Now the judiciary is also under his armpit. He dished out a senatorial seat to his brother, Ugochukwu, who never contested the election. He got the high court to grant an order forcing INEC to issue a certificate to a loser of an election –Wabara – who went ahead, few hours later, to become the senate president. Finally, the same boy was able to get the same court to sanction his action of deposing the governor of his state.
Five, it is not enough to blame the godfathers. The ‘sons’ themselves are guilty especially when they have the training to resist the humiliation and live decently. It beats the imagination of the sane to see how a doctor, for sheer political experience, subordinating himself to an illiterate chap who in civilized societies is qualified to be nothing better than his houseboy. Such elite have abused scholarship, their training and their profession. Once the possibility of a political office is at sight, knowledge, training and profession are thrown into the dustbin and the doctor or professor will be ready to go down on his knees pleading before an illiterate to connect him with the “top”. What a shame!
I could not believe that even as a governor-elect, Ngige was slapped and kicked several times by Chris Uche and his gang. They tore his shirt and humiliated him tremendously. Yet, there he was, with an MBBS, fellowships or PhD, keeping mute until when later, as governor, he was abducted and locked in a toilet of a hotel for hours. The truth is that people like Ngige do not deserve to be governors.
And so on. Would this be the last assault on democracy in Nigeria? No. We do not expect to see any change so long as Obasanjo is in power. The PDP, in its quest to win the last elections has raised many Ubas throughout the country. Anybody who played their role deserves to be treated as a sacred cow. That is why neither Obasanjo nor the PDP could touch him, just like Senator Omisore. The boy-syndrome has been there since the military days of Babangida and Abacha.

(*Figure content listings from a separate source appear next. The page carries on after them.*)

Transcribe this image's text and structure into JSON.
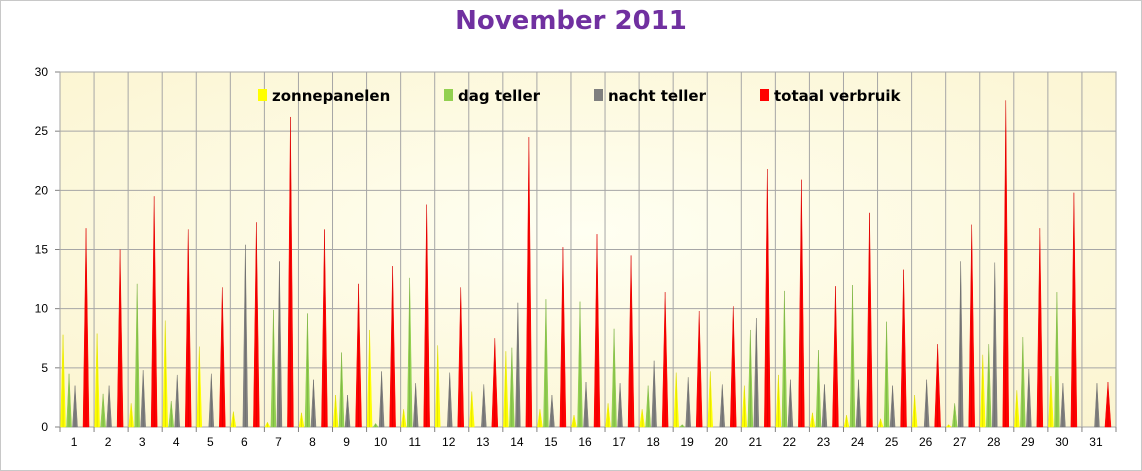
{
  "title": "November 2011",
  "chart_data": {
    "type": "bar",
    "title": "November 2011",
    "categories": [
      "1",
      "2",
      "3",
      "4",
      "5",
      "6",
      "7",
      "8",
      "9",
      "10",
      "11",
      "12",
      "13",
      "14",
      "15",
      "16",
      "17",
      "18",
      "19",
      "20",
      "21",
      "22",
      "23",
      "24",
      "25",
      "26",
      "27",
      "28",
      "29",
      "30",
      "31"
    ],
    "ylim": [
      0,
      30
    ],
    "yticks": [
      0,
      5,
      10,
      15,
      20,
      25,
      30
    ],
    "grid": true,
    "legend_position": "top",
    "series": [
      {
        "name": "zonnepanelen",
        "color": "#ffff00",
        "values": [
          7.8,
          7.9,
          2.0,
          9.0,
          6.8,
          1.3,
          0.4,
          1.2,
          2.7,
          8.2,
          1.5,
          6.9,
          3.0,
          6.4,
          1.5,
          1.0,
          2.0,
          1.5,
          4.6,
          4.7,
          3.5,
          4.4,
          1.2,
          1.0,
          0.7,
          2.7,
          0.2,
          6.1,
          3.1,
          4.3,
          0
        ]
      },
      {
        "name": "dag teller",
        "color": "#92d050",
        "values": [
          4.5,
          2.8,
          12.1,
          2.2,
          0,
          0,
          9.9,
          9.6,
          6.3,
          0.3,
          12.6,
          0,
          0,
          6.7,
          10.8,
          10.6,
          8.3,
          3.5,
          0.2,
          0,
          8.2,
          11.5,
          6.5,
          12.0,
          8.9,
          0,
          2.0,
          7.0,
          7.6,
          11.4,
          0
        ]
      },
      {
        "name": "nacht teller",
        "color": "#7f7f7f",
        "values": [
          3.5,
          3.5,
          4.8,
          4.4,
          4.5,
          15.4,
          14.0,
          4.0,
          2.7,
          4.7,
          3.7,
          4.6,
          3.6,
          10.5,
          2.7,
          3.8,
          3.7,
          5.6,
          4.2,
          3.6,
          9.2,
          4.0,
          3.6,
          4.0,
          3.5,
          4.0,
          14.0,
          13.9,
          4.9,
          3.7,
          3.7
        ]
      },
      {
        "name": "totaal verbruik",
        "color": "#ff0000",
        "values": [
          16.8,
          15.0,
          19.5,
          16.7,
          11.8,
          17.3,
          26.2,
          16.7,
          12.1,
          13.6,
          18.8,
          11.8,
          7.5,
          24.5,
          15.2,
          16.3,
          14.5,
          11.4,
          9.8,
          10.2,
          21.8,
          20.9,
          11.9,
          18.1,
          13.3,
          7.0,
          17.1,
          27.6,
          16.8,
          19.8,
          3.8
        ]
      }
    ]
  }
}
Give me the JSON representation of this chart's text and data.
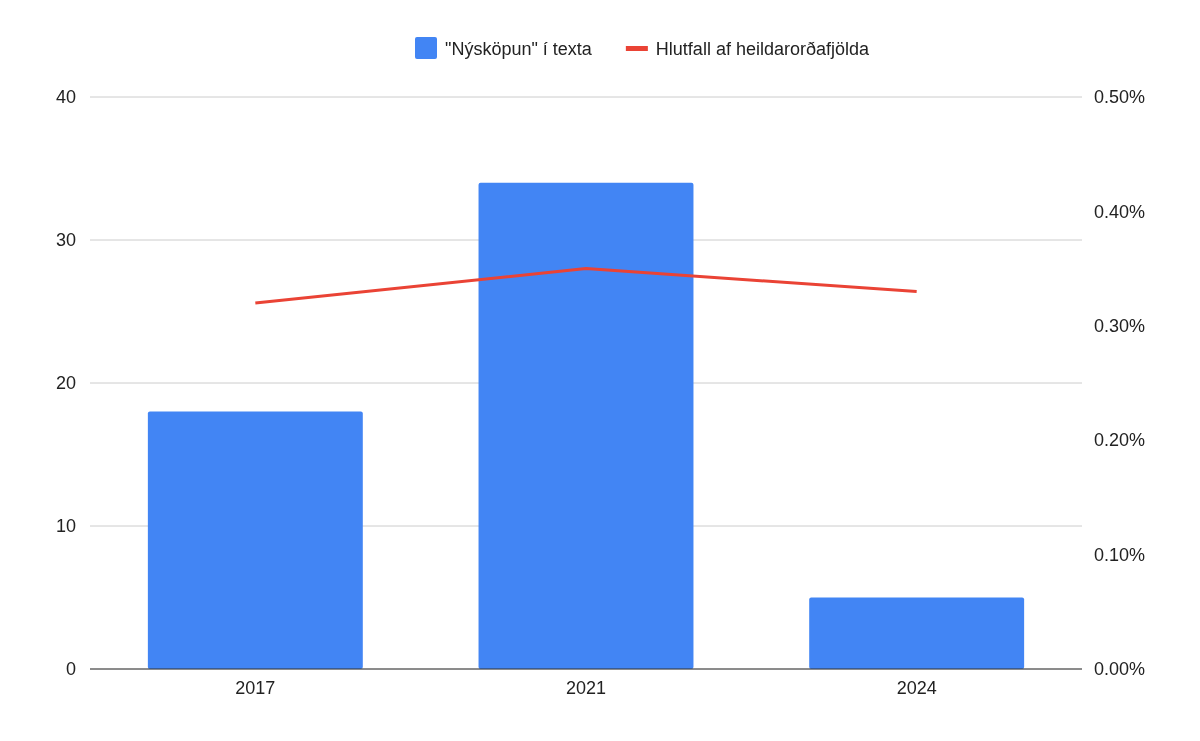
{
  "chart_data": {
    "type": "bar",
    "categories": [
      "2017",
      "2021",
      "2024"
    ],
    "series": [
      {
        "name": "\"Nýsköpun\" í texta",
        "color": "#4285f4",
        "values": [
          18,
          34,
          5
        ]
      },
      {
        "name": "Hlutfall af heildarorðafjölda",
        "color": "#ea4335",
        "type": "line",
        "axis": "y2",
        "values": [
          0.32,
          0.35,
          0.33
        ]
      }
    ],
    "ylim": [
      0,
      40
    ],
    "yticks": [
      0,
      10,
      20,
      30,
      40
    ],
    "y2lim": [
      0,
      0.5
    ],
    "y2ticks": [
      {
        "value": 0,
        "label": "0.00%"
      },
      {
        "value": 0.1,
        "label": "0.10%"
      },
      {
        "value": 0.2,
        "label": "0.20%"
      },
      {
        "value": 0.3,
        "label": "0.30%"
      },
      {
        "value": 0.4,
        "label": "0.40%"
      },
      {
        "value": 0.5,
        "label": "0.50%"
      }
    ],
    "grid": "y",
    "legend": "top",
    "marker": "none",
    "line_style": "solid"
  }
}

The difference is that while Babangida and Abacha were recruiting their boys from the military and few educated civilians, Obasanjo is recruiting houseboys and area boys and subverting the rule of law. These were the boys who won him the presidency during the last 4-19 election. You can imagine by what means they did that. By the “foulest means possible”, Haruna would answer.
In addition to a police that is notorious for its connivance, there will also be the elite who will be willing to sacrifice their conscience and become the houseboys of the Ubas in our society, as long as the society is contemptuous of merit and shows preference for anarchy instead of law.
One can therefore understand the lamentation of Justice Aniagolu when Vanguard (Mon. July 21, 2003) reported him saying, “All I can tell is that I feel ashamed, totally ashamed. I did not know that I will live to see what is happening in Nigeria today. I did not know that Nigeria we loved so much would turn to be what it is today. It is a tragedy. It is a tragedy of monumental proportion.”
The nation is fast rotting. The eighty-year old former Justice of the Supreme Court may be lucky to have reached advanced age before his lamentation. For those of us that are in their thirties and forties, without a saviour in the glare and without intention to become houseboys of the Ubas in our society, we have to learn how to live and die in the rot called Nigeria.